The Bible says a lot of things. Some are uplifting, some are frightening. Some align with a conservative agenda, some could prop up a liberal worldview. Some make us nod our heads in satisfaction, others may offend or even repulse us. It also says things that seem to conflict, or at least to create unanswerable tensions (Do we focus on Jesus’ constantly subversive proclamation of God’s kingdom over against the kingdoms of the world, or do we stick with Romans 13 and say the government is good and we should always do what it tells us? Do we imitate the Israelites and slaughter God’s enemies, or do we love our enemies and pray for those who persecute us?)
This is the problem with building cases based on “what the Bible really says.” If we treat the Bible as an ethics handbook to be straightforwardly applied to specific situations, or as a repository of clearly defined dogma, there are enough examples of the Bible saying different things in different contexts at different times that you can scrounge together enough verses to make a case for just about anything. And it’s all just alien enough to us to make us wonder whether some things just aren’t Bible issues at all. But this is not what Scripture is for, and it is not only problematic but also dangerous (even idolatrous) to mine through it as though it is.
The Bible is not a rulebook, a sourcebook of practical wisdom, or a culmination of religious experience. When we approach it in that way, we have already undermined the authority that we claim for it by attempting to make it primarily about answering our questions. We have decided for ourselves what the Word of God is, and in so doing have decided who God will be for us. When we do so, we miss that the Bible is not concerned with a religious system but with the man who stands in the middle of the story it tells: with Jesus Christ, the Word of God become human.

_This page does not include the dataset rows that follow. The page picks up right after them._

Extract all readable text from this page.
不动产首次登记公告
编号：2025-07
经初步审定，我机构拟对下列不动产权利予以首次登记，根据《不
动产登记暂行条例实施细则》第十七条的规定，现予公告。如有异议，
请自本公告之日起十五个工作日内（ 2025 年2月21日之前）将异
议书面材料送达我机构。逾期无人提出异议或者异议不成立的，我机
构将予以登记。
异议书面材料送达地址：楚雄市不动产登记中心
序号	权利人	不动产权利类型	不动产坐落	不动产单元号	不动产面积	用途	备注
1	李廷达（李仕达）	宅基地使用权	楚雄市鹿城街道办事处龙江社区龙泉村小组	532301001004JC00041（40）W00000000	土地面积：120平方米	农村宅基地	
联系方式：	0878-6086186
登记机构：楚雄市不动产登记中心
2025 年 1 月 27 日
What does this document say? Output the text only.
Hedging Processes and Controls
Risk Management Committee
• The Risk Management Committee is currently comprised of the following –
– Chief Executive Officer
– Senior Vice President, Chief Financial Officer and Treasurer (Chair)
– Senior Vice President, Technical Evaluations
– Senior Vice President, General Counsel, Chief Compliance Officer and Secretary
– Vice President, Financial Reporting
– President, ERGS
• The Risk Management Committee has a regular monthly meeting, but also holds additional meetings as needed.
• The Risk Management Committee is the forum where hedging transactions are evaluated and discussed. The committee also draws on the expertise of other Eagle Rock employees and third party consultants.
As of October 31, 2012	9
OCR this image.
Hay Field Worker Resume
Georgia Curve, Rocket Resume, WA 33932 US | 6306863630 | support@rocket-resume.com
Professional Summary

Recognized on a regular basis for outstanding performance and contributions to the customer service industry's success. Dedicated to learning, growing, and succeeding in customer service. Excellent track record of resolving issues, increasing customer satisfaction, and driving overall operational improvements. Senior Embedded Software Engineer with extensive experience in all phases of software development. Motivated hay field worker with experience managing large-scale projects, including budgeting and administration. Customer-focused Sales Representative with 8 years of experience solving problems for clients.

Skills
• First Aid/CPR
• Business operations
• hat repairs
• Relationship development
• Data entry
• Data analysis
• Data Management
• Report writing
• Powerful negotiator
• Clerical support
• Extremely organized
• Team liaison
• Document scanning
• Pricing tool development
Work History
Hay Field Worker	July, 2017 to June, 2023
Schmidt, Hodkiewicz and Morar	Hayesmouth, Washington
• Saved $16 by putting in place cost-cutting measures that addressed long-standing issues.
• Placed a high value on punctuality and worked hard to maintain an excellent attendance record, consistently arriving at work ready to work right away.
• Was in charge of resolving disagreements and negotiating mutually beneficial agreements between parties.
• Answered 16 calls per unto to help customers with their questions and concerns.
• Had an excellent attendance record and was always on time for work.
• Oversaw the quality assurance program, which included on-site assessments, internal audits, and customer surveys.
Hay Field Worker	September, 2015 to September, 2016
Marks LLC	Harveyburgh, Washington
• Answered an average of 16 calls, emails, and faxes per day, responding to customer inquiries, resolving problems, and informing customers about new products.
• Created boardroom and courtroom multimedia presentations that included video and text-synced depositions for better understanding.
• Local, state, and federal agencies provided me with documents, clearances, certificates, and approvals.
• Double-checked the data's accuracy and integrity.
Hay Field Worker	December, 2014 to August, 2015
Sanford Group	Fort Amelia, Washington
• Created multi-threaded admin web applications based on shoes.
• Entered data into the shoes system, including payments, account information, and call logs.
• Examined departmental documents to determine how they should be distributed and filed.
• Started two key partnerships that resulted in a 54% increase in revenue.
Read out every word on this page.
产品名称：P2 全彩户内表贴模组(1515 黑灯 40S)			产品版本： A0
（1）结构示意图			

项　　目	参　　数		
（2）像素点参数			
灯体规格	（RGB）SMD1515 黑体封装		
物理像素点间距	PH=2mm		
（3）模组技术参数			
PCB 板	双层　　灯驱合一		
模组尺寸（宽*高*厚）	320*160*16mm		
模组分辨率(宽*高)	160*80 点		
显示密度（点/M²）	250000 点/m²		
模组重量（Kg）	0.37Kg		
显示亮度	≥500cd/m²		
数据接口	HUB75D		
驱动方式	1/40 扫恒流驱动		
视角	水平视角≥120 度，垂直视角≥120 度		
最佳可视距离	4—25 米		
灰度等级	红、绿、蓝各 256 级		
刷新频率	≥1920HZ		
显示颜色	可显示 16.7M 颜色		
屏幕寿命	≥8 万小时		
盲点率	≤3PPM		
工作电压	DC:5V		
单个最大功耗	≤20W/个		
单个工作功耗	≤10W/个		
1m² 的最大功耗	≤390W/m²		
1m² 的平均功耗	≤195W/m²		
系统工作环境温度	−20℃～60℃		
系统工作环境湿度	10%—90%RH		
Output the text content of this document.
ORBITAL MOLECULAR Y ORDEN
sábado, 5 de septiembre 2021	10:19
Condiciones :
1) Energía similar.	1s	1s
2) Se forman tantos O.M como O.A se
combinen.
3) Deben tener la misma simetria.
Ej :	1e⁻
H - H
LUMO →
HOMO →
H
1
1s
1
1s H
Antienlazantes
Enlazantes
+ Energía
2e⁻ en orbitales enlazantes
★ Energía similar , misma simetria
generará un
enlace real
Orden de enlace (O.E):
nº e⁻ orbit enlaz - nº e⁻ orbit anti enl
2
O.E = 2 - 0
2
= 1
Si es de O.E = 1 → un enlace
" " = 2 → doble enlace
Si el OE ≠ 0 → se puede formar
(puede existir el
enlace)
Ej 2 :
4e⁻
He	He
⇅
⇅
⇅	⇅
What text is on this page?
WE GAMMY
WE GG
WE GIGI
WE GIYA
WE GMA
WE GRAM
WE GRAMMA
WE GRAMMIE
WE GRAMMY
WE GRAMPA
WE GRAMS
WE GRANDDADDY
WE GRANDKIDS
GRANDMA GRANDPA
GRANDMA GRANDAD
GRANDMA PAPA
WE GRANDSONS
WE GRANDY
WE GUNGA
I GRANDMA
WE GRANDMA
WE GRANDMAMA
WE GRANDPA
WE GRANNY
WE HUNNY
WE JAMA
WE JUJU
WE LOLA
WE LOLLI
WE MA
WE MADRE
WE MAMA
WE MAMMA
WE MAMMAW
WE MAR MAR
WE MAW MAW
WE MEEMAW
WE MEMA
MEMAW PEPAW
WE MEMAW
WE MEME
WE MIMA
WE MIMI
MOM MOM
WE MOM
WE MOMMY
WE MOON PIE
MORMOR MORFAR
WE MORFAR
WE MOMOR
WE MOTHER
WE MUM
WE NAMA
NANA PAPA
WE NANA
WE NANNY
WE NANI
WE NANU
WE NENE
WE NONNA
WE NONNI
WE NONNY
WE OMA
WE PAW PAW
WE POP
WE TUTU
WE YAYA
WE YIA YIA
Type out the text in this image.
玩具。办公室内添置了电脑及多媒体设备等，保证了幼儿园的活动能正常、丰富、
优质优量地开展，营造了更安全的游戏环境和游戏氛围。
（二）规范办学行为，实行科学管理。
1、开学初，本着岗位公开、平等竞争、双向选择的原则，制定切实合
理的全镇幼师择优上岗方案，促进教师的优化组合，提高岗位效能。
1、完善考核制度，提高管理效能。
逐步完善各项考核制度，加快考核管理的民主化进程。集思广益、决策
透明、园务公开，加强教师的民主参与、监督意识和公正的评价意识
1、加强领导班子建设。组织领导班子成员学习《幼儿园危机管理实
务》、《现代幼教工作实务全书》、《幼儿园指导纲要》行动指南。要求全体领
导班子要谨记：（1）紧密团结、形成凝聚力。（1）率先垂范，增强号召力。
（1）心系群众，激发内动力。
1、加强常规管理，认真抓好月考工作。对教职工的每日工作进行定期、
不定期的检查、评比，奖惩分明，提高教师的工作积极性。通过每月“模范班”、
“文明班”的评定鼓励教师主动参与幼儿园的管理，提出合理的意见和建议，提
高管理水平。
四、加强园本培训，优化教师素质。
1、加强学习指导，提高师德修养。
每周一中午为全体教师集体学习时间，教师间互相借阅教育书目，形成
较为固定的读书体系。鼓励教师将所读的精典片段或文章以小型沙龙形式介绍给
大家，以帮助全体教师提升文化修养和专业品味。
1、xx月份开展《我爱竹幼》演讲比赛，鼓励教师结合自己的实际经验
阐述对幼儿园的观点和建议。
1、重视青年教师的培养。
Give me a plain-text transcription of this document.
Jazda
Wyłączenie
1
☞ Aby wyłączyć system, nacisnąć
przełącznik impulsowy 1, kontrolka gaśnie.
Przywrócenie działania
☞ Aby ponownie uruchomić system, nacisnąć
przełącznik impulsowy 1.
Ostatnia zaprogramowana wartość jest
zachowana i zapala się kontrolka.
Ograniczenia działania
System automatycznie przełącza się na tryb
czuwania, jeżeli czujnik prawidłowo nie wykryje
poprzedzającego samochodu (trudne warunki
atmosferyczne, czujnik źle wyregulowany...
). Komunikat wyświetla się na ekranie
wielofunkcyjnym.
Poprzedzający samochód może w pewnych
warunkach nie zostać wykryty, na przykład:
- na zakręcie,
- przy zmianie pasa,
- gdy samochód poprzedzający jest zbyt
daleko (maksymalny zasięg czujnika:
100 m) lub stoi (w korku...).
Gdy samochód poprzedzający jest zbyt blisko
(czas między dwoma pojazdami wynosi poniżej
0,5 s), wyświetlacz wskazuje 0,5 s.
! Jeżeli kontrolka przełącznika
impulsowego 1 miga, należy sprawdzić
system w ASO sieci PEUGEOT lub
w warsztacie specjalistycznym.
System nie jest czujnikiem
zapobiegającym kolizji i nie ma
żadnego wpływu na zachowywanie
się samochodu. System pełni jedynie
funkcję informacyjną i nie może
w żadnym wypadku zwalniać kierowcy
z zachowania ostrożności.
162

If anything should make us recognize that the Bible is not a handy guide to life or a culmination of human religious wisdom, it is Jesus Christ–himself the object of our faith, himself the way, the truth, and the life. Nothing about the life of Jesus Christ matches any of our expectations; nothing about him aligns neatly with what we hope for or expect to find when we look for God, and nothing about him is practical by worldly standards. Because in Jesus Christ we do not encounter the fulfillment of our expectations about who God is. We do not look at him and say that this is quite efficient, exactly what we would have done ourselves in fact.
If we have eyes to see and ears to hear, everything about the way that God reveals himself to the world is a direct contradiction of what we desire and anticipate from God. Where we want God to appear in glory and majesty and dazzle us with his power, we find a Jewish child born in a cave to a peasant carpenter and his bride-to-be. Where we expect God to affirm us for keeping the rules, we find an itinerant rabbi pronouncing woe and judgement not on those who know they are sinners, but on those who presume themselves righteous by their own ethical standards. Where we expect God to reward those faithful to him with comfort and prosperity, we find a Lord who commands people to sell everything they own to follow him and to expect to suffer when we do. And where we expect God to demonstrate himself as a powerful king by means of force, ridding the world of evil and bringing a swift and violent end to all who dare oppose him, we get a Slaughtered Lamb who cries out with his last breath for the forgiveness of his executioners.
Jesus Christ is not the fulfillment of our expectations but the inversion of all that we imagine to be right, the contradiction of all our natural impulses. This, ultimately, is what the Bible says. The Bible does not confirm us in our calculated assumptions about right and wrong and what it is that God wants, but by testifying to Jesus Christ as the crucified and risen Lord exposes our assumptions as utterly insufficient.
The Jesus of Scripture calls his people not to pragmatism, but to self-abandonment; not to self-protection, but to self-giving love of those who would do us harm; not to privilege but to imitation of him.
Jesus Christ is what the Bible really says. He is himself Truth and Life, and the lens through which his people must see the world–in his humility, his suffering, and his death.
And he doesn’t say anything about putting America first.